This Canadian horror film may entice John Carpenter fans into watching its beautifully disgusting practical affects and survival horror-esque set up, but “The Void’s” suicidal storytelling and terrible character dynamics annihilates any chance of entertainment value.
Directed and written by Steven Kostanski and Jeremy Gillespie, the film is advertised as this: Cloaked, cult-like figures trap a policer officer (Aaron Poole) and several patients in a noticeably understaffed hospital inhabited by grotesque creatures.
Mysterious cult, gore, and monsters—the plot sounds like every horror fans’ wet dream. Unfortunately, “The Void” only shines visually. Unlike John Carpenter’s classic “The Thing,” this film lacks an engrossing story to compliment the raging gushes of guts, blood and deformities. While it does offer a blast of nostalgia to 1980s horror fans, it slowly kills itself by not providing any coherent exposition. By the time the movie is over, many will question what they spent an hour and a half of their lives watching.
The characters are as transparent as a piece of scratch paper. The film tries to set up emotional attachments between Aaron Poole’s character and Allison Fraser (Kathleen Munroe), but the dialogue never makes it far, avoiding the needed exposition to make people actually care about them.
The sinister cult figures are the most disappointing aspects of the film. When they show up on screen, they serve their purpose. They are beyond frightening. Their white cloaks with blank triangle on them give off the presence of something inhuman—something beyond the realm of mankind. However, they are wasted potential. While the film centers on a fragmented storyline and disinteresting characters, the hooded figures are waiting off-screen.
As for the other characters, they served as nothing more than cannon fodder, used to showcase the “goregasmic” practical affects as they die in squeamish ways.
Speaking of practical effects, “The Void” lives up to its promise, giving gore enthusiasts a joyride of missing anatomical parts and bloody violence.
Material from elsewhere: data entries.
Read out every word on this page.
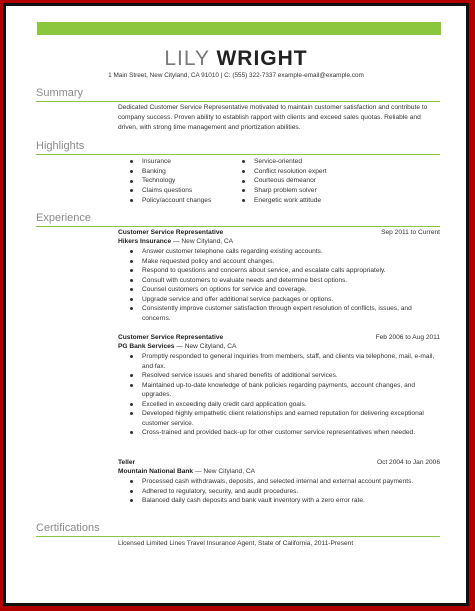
LILY WRIGHT
1 Main Street, New Cityland, CA 91010 | C: (555) 322-7337 example-email@example.com
Summary
Dedicated Customer Service Representative motivated to maintain customer satisfaction and contribute to company success. Proven ability to establish rapport with clients and exceed sales quotas. Reliable and driven, with strong time management and priortization abilities.
Highlights
Insurance
Banking
Technology
Claims questions
Policy/account changes
Service-oriented
Conflict resolution expert
Courteous demeanor
Sharp problem solver
Energetic work attitude
Experience
Customer Service Representative	Sep 2011 to Current
Hikers Insurance — New Cityland, CA
Answer customer telephone calls regarding existing accounts.
Make requested policy and account changes.
Respond to questions and concerns about service, and escalate calls appropriately.
Consult with customers to evaluate needs and determine best options.
Counsel customers on options for service and coverage.
Upgrade service and offer additional service packages or options.
Consistently improve customer satisfaction through expert resolution of conflicts, issues, and concerns.
Customer Service Representative	Feb 2006 to Aug 2011
PG Bank Services — New Cityland, CA
Promptly responded to general inquiries from members, staff, and clients via telephone, mail, e-mail, and fax.
Resolved service issues and shared benefits of additional services.
Maintained up-to-date knowledge of bank policies regarding payments, account changes, and upgrades.
Excelled in exceeding daily credit card application goals.
Developed highly empathetic client relationships and earned reputation for delivering exceptional customer service.
Cross-trained and provided back-up for other customer service representatives when needed.
Teller	Oct 2004 to Jan 2006
Mountain National Bank — New Cityland, CA
Processed cash withdrawals, deposits, and selected internal and external account payments.
Adhered to regulatory, security, and audit procedures.
Balanced daily cash deposits and bank vault inventory with a zero error rate.
Certifications
Licensed Limited Lines Travel Insurance Agent, State of California, 2011-Present
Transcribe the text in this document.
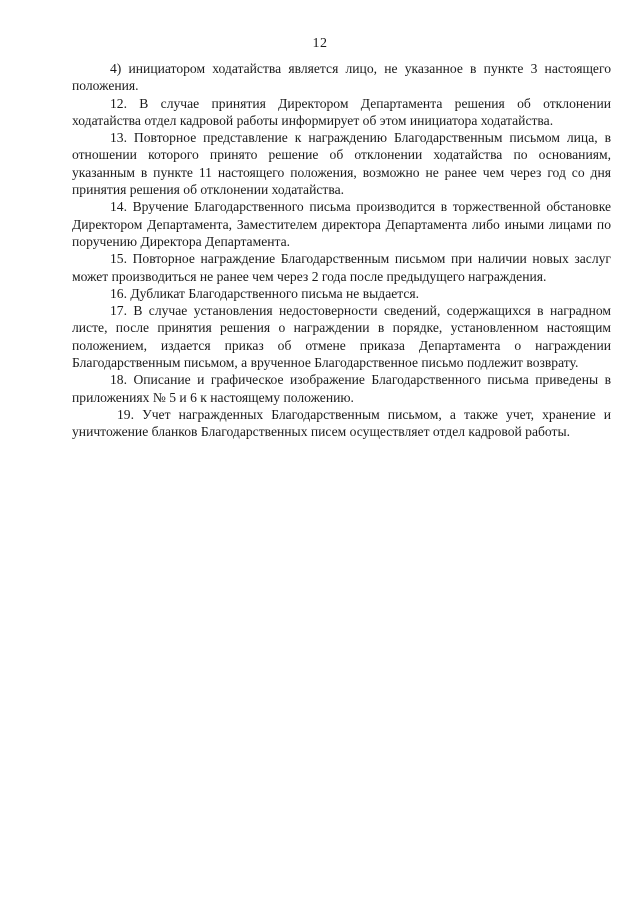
12

4) инициатором ходатайства является лицо, не указанное в пункте 3 настоящего положения.

12. В случае принятия Директором Департамента решения об отклонении ходатайства отдел кадровой работы информирует об этом инициатора ходатайства.

13. Повторное представление к награждению Благодарственным письмом лица, в отношении которого принято решение об отклонении ходатайства по основаниям, указанным в пункте 11 настоящего положения, возможно не ранее чем через год со дня принятия решения об отклонении ходатайства.

14. Вручение Благодарственного письма производится в торжественной обстановке Директором Департамента, Заместителем директора Департамента либо иными лицами по поручению Директора Департамента.

15. Повторное награждение Благодарственным письмом при наличии новых заслуг может производиться не ранее чем через 2 года после предыдущего награждения.

16. Дубликат Благодарственного письма не выдается.

17. В случае установления недостоверности сведений, содержащихся в наградном листе, после принятия решения о награждении в порядке, установленном настоящим положением, издается приказ об отмене приказа Департамента о награждении Благодарственным письмом, а врученное Благодарственное письмо подлежит возврату.

18. Описание и графическое изображение Благодарственного письма приведены в приложениях № 5 и 6 к настоящему положению.

19. Учет награжденных Благодарственным письмом, а также учет, хранение и уничтожение бланков Благодарственных писем осуществляет отдел кадровой работы.
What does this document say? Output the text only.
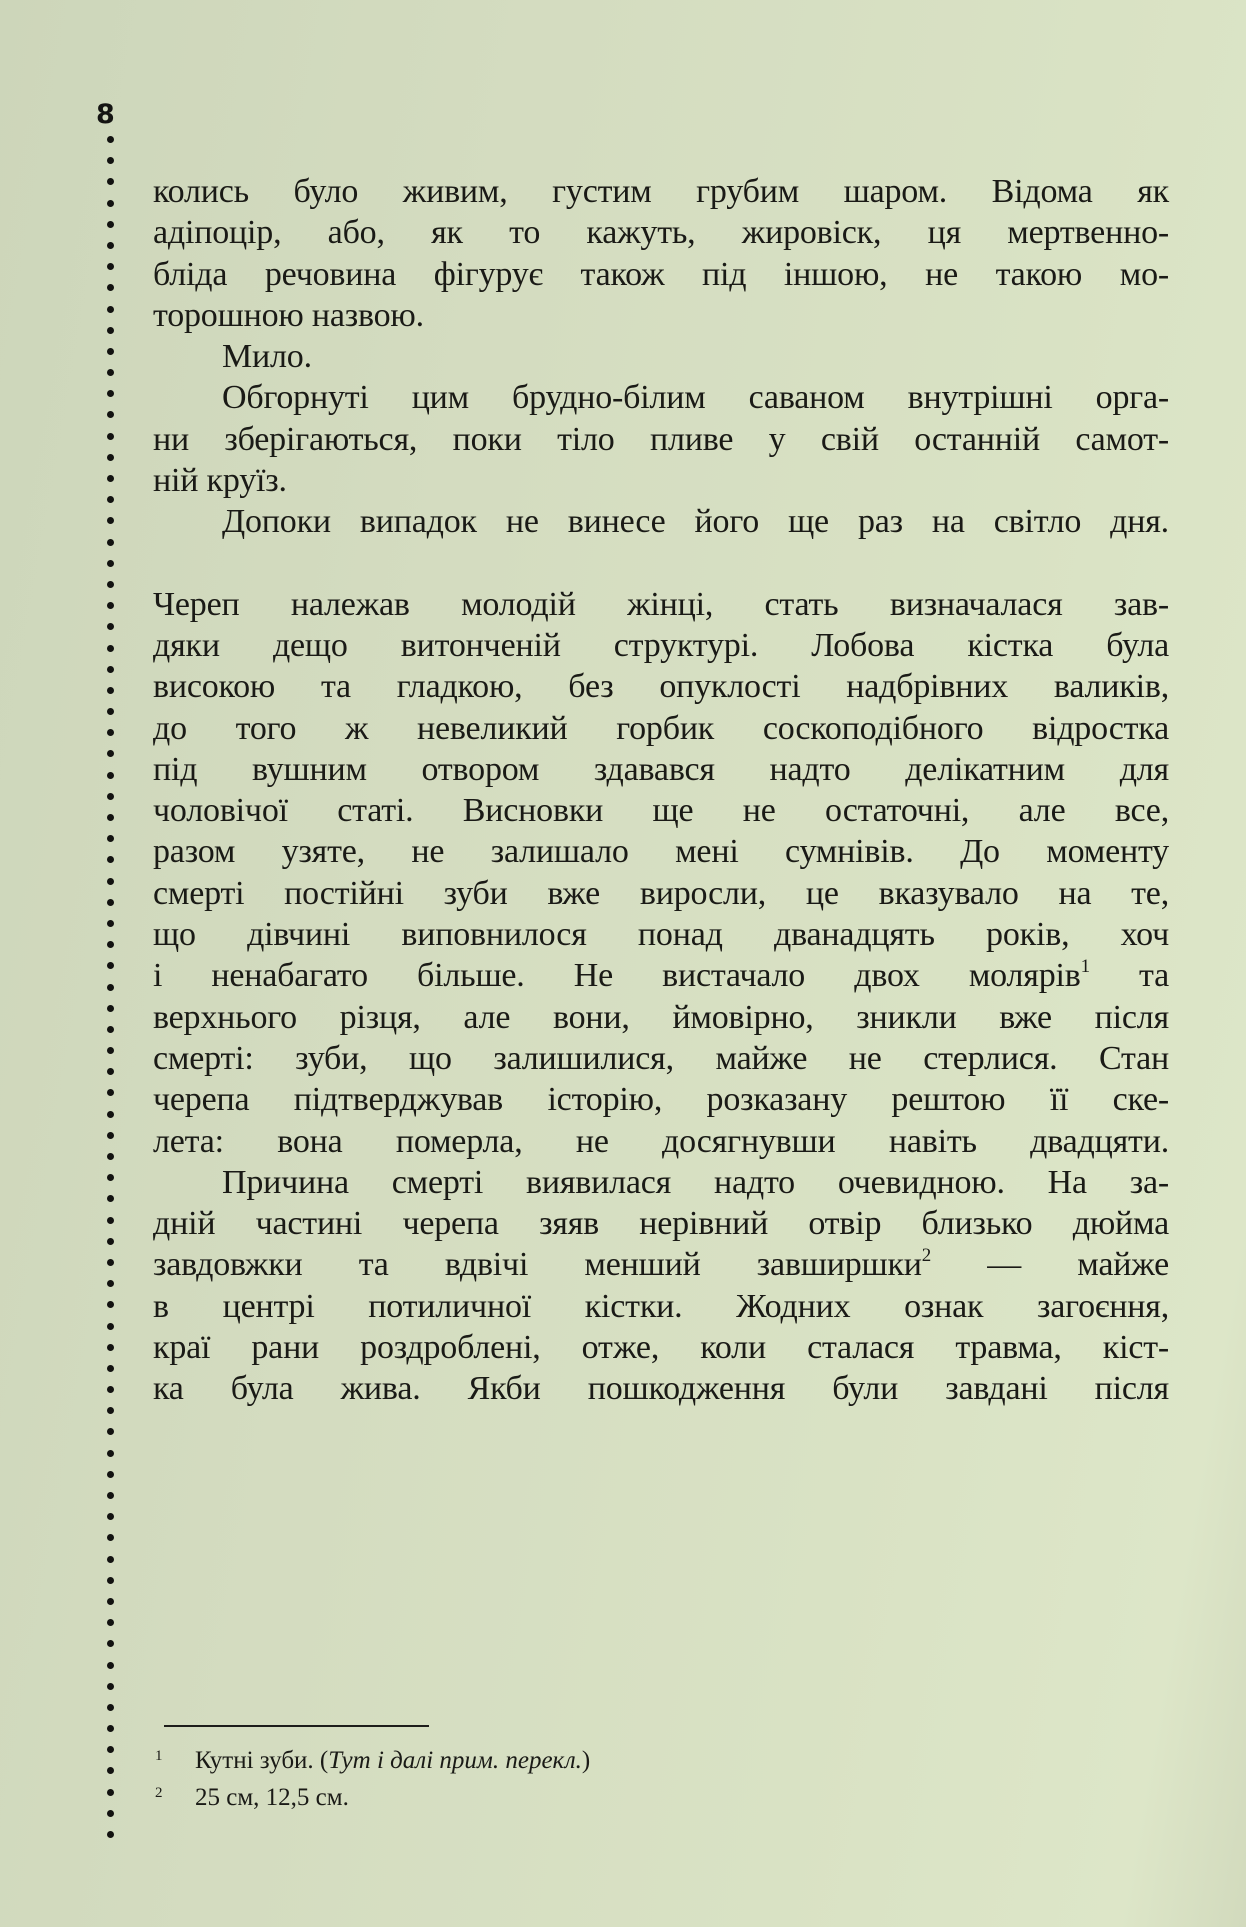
8
колись було живим, густим грубим шаром. Відома як
адіпоцір, або, як то кажуть, жировіск, ця мертвенно-
бліда речовина фігурує також під іншою, не такою мо-
торошною назвою.
Мило.
Обгорнуті цим брудно-білим саваном внутрішні орга-
ни зберігаються, поки тіло пливе у свій останній самот-
ній круїз.
Допоки випадок не винесе його ще раз на світло дня.
Череп належав молодій жінці, стать визначалася зав-
дяки дещо витонченій структурі. Лобова кістка була
високою та гладкою, без опуклості надбрівних валиків,
до того ж невеликий горбик соскоподібного відростка
під вушним отвором здавався надто делікатним для
чоловічої статі. Висновки ще не остаточні, але все,
разом узяте, не залишало мені сумнівів. До моменту
смерті постійні зуби вже виросли, це вказувало на те,
що дівчині виповнилося понад дванадцять років, хоч
і ненабагато більше. Не вистачало двох молярів$^1$ та
верхнього різця, але вони, ймовірно, зникли вже після
смерті: зуби, що залишилися, майже не стерлися. Стан
черепа підтверджував історію, розказану рештою її ске-
лета: вона померла, не досягнувши навіть двадцяти.
Причина смерті виявилася надто очевидною. На за-
дній частині черепа зяяв нерівний отвір близько дюйма
завдовжки та вдвічі менший завширшки$^2$ — майже
в центрі потиличної кістки. Жодних ознак загоєння,
краї рани роздроблені, отже, коли сталася травма, кіст-
ка була жива. Якби пошкодження були завдані після
1	Кутні зуби. (Тут і далі прим. перекл.)
2	25 см, 12,5 см.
Any source of entertainment is found in the film’s refreshing 1980s depiction of horror.
Nevertheless, “The Void” is a messy piece of work—no pun intended. The story is boring. You do not care about the people, not even those you should feel sympathetic towards. The characters that carried value were expendable in the eyes of the movie. The ending is disappointing. It was terrible—leaving no questions answered. The worse part about it was its lackluster attempt to set up for a sequel, one I will not being seeing.
“The Void” is a disappointment. Those who are able to ignore its awkward and dry dialogue, frustratingly boring storyline, and ghostly characters can appreciate the film’s bloody good practical effects.
I will say that “The Void” is a forgettable black hole of wasted potential and is not worth your time.